The Labour Council made the resolution this week.
The organisation says this is “a first step to stop the corruption of public health policy and the insidious threats by government to privatize our public hospitals”.
The resolution notes, “until such a ban is legally imposed we demand all parties, politicians and candidates to voluntarily declare that they will not solicit or accept any donations from these sources with immediate effect”.
“We ban donations from property developers to stop politicians from being corrupted and selling off our public land,” Labour Council secretary Arthur Rorris said.
“So why do we allow politicians to be corrupted by private hospital owners and multinational drug companies who want them to sell off our hospitals?”
Mr Rorris said “millions of dollars have been donated, mainly to the Liberal Party”.
“Do they honestly expect us to believe these are philanthropic gestures?” he said.
“We don’t have to wait for the new legislation. In the interim we are calling for a voluntary ban on these donations and we ask our politicians to step up to the plate and show some integrity.”
Mr Rorris recently questioned why some of the nation’s private health corporations are channelling millions of dollars to a “political party with a privatisation agenda’’.
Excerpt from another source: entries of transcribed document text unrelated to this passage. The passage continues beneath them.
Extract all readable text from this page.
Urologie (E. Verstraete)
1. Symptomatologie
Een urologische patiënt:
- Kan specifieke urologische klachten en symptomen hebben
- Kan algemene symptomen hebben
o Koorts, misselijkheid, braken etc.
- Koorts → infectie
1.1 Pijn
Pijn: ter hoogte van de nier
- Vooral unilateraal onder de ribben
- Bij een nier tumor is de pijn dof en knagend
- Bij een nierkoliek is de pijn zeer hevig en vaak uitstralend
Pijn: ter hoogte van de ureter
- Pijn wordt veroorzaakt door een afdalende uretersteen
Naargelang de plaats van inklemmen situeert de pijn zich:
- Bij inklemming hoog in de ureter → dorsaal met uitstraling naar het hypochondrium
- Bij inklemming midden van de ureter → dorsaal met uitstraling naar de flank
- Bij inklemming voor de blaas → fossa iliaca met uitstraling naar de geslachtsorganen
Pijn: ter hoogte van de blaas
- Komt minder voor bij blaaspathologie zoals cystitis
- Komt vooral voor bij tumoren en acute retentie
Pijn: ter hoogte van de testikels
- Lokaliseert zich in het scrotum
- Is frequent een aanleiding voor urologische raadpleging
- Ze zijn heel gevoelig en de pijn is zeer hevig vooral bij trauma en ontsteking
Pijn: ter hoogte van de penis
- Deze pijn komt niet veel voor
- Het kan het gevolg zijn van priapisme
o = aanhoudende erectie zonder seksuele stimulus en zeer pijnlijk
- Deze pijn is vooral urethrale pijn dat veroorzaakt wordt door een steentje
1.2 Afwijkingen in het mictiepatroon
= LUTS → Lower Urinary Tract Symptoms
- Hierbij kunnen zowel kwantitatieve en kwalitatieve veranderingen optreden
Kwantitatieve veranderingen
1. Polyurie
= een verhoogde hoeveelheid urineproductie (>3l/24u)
Mr Rorris said Australian Electoral Commission data revealed that health and pharmaceutical companies had forked out more than $8 million in political donations in the past decade. He said the vast majority of the donations went to the Liberal Party with Ramsay Health Care – which operates Wollongong, Figtree, Lawrence Hargrave and Nowra private hospitals – one of the biggest donors.
A Ramsay Health spokeswoman said the company had donated money to many organisations and causes, including the Labor Party.